Results are published in the August issue of Alcoholism: Clinical & Experimental Research.

"Both frontal and medial temporal lobe brain regions play a major role in olfactory functioning, particularly in the abilities of odor quality discrimination and identification," said Claudia I. Rupp, clinical neuropsychologist and assistant professor in the department of psychiatry at Innsbruck Medical University, and corresponding author for the study.

"Given that alcohol can cause brain damage and dysfunction in frontal and medial temporal brain regions, and that neuropsychological tasks such as executive function and memory may represent sensitive measures of the integrity of these brain areas, we were interested in whether olfactory deficits in alcohol dependence are related to executive dysfunctions or memory impairments," she said.

Rupp and her colleagues examined 32 alcoholics (18 males, 14 females) and 30 healthy "controls" (16 males, 14 females) that were matched on age, gender and smoking status. All participants were assessed in three areas: olfactory function (detection threshold, quality discrimination, identification), executive function (using the Wisconsin Card Sorting Test), and memory (using the German version of the California Verbal Learning Test).

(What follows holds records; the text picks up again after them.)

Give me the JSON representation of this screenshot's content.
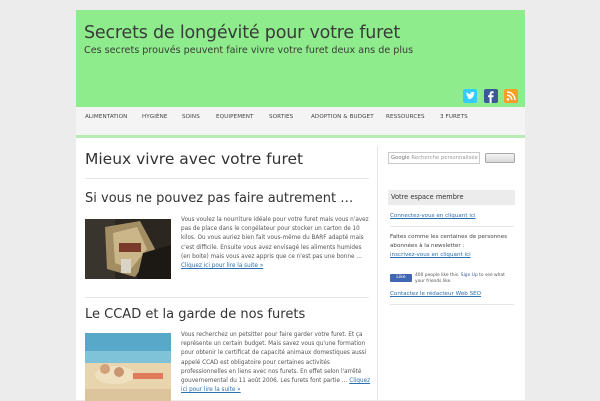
{
  "header": {
    "title": "Secrets de longévité pour votre furet",
    "tagline": "Ces secrets prouvés peuvent faire vivre votre furet deux ans de plus",
    "social": [
      "twitter-icon",
      "facebook-icon",
      "rss-icon"
    ],
    "colors": {
      "header_bg": "#8fec8c",
      "link": "#2a6fb0"
    }
  },
  "nav": {
    "items": [
      "ALIMENTATION",
      "HYGIÈNE",
      "SOINS",
      "EQUIPEMENT",
      "SORTIES",
      "ADOPTION & BUDGET",
      "RESSOURCES",
      "3 FURETS"
    ]
  },
  "content": {
    "page_title": "Mieux vivre avec votre furet",
    "posts": [
      {
        "title": "Si vous ne pouvez pas faire autrement …",
        "excerpt": "Vous voulez la nourriture idéale pour votre furet mais vous n'avez pas de place dans le congélateur pour stocker un carton de 10 kilos. Ou vous auriez bien fait vous-même du BARF adapté mais c'est difficile. Ensuite vous avez envisagé les aliments humides (en boite) mais vous avez appris que ce n'est pas une bonne … ",
        "more": "Cliquez ici pour lire la suite »"
      },
      {
        "title": "Le CCAD et la garde de nos furets",
        "excerpt": "Vous recherchez un petsitter pour faire garder votre furet. Et ça représente un certain budget. Mais savez vous qu'une formation pour obtenir le certificat de capacité animaux domestiques aussi appelé CCAD est obligatoire pour certaines activités professionnelles en liens avec nos furets. En effet selon l'arrêté gouvernemental du 11 août 2006. Les furets font partie … ",
        "more": "Cliquez ici pour lire la suite »"
      }
    ]
  },
  "sidebar": {
    "search_label": "Google",
    "search_placeholder": "Recherche personnalisée",
    "widget_title": "Votre espace membre",
    "login_link": "Connectez-vous en cliquant ici",
    "newsletter_text": "Faites comme les centaines de personnes abonnées à la newsletter : ",
    "newsletter_link": "inscrivez-vous en cliquant ici",
    "like_label": "Like",
    "like_text": "400 people like this. ",
    "like_signup": "Sign Up",
    "like_text2": " to see what your friends like.",
    "contact_link": "Contactez le rédacteur Web SEO"
  }
}
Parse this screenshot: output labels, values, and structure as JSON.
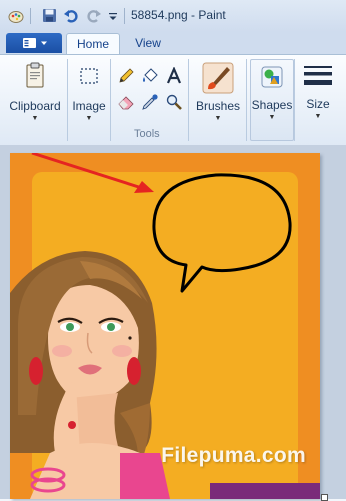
{
  "window": {
    "title": "58854.png - Paint",
    "quick_access": [
      "paint-logo-icon",
      "save-icon",
      "undo-icon",
      "redo-icon",
      "customize-dropdown-icon"
    ]
  },
  "ribbon_tabs": {
    "home": "Home",
    "view": "View"
  },
  "ribbon": {
    "clipboard_label": "Clipboard",
    "image_label": "Image",
    "tools_label": "Tools",
    "brushes_label": "Brushes",
    "shapes_label": "Shapes",
    "size_label": "Size",
    "tools": [
      "pencil-icon",
      "fill-icon",
      "text-icon",
      "eraser-icon",
      "color-picker-icon",
      "magnifier-icon"
    ]
  },
  "canvas": {
    "image_name": "58854.png",
    "watermark": "Filepuma.com",
    "background_color": "#ef8e22",
    "panel_color": "#f4ad22",
    "arrow_color": "#e52421",
    "bubble_color": "#000000"
  }
}
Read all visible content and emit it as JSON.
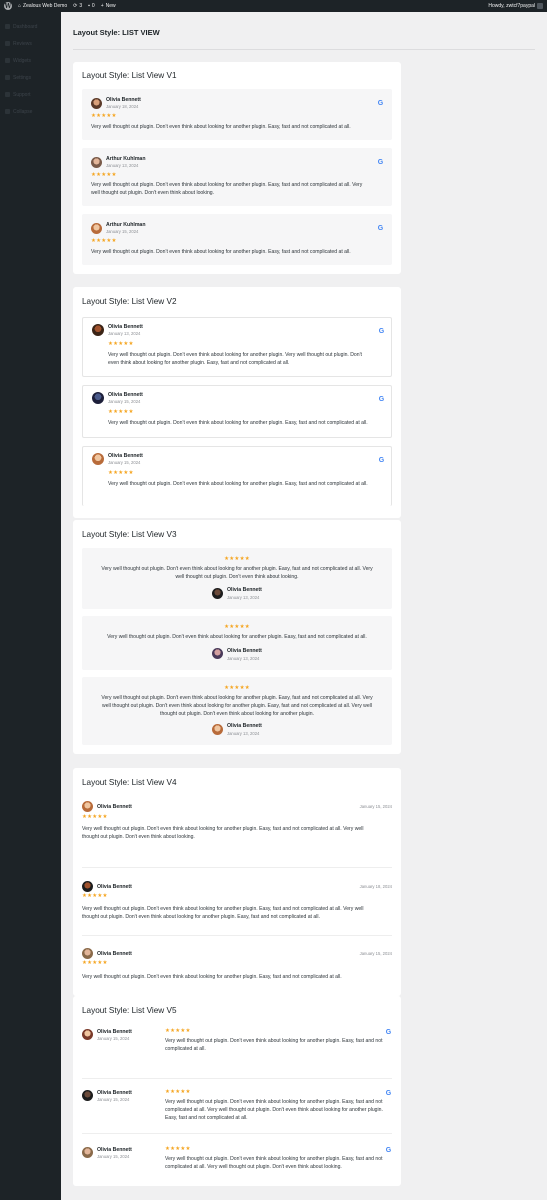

"We found that the alcoholics, when compared to the controls, were impaired in all three domains investigated: olfactory functions, executive function, and memory," said Rupp. "We also found that impairments in all three domains appear resistant to early recovery after alcohol drinking stopped. Furthermore, olfactory discrimination deficits appear to be associated with executive function impairment. Collectively speaking, our results suggest that olfactory discrimination deficits and executive function impairment may share a common neural substrate - that is, a pathological process may be mediating both deficits - most likely dysfunctional mechanisms involving the frontal lobe."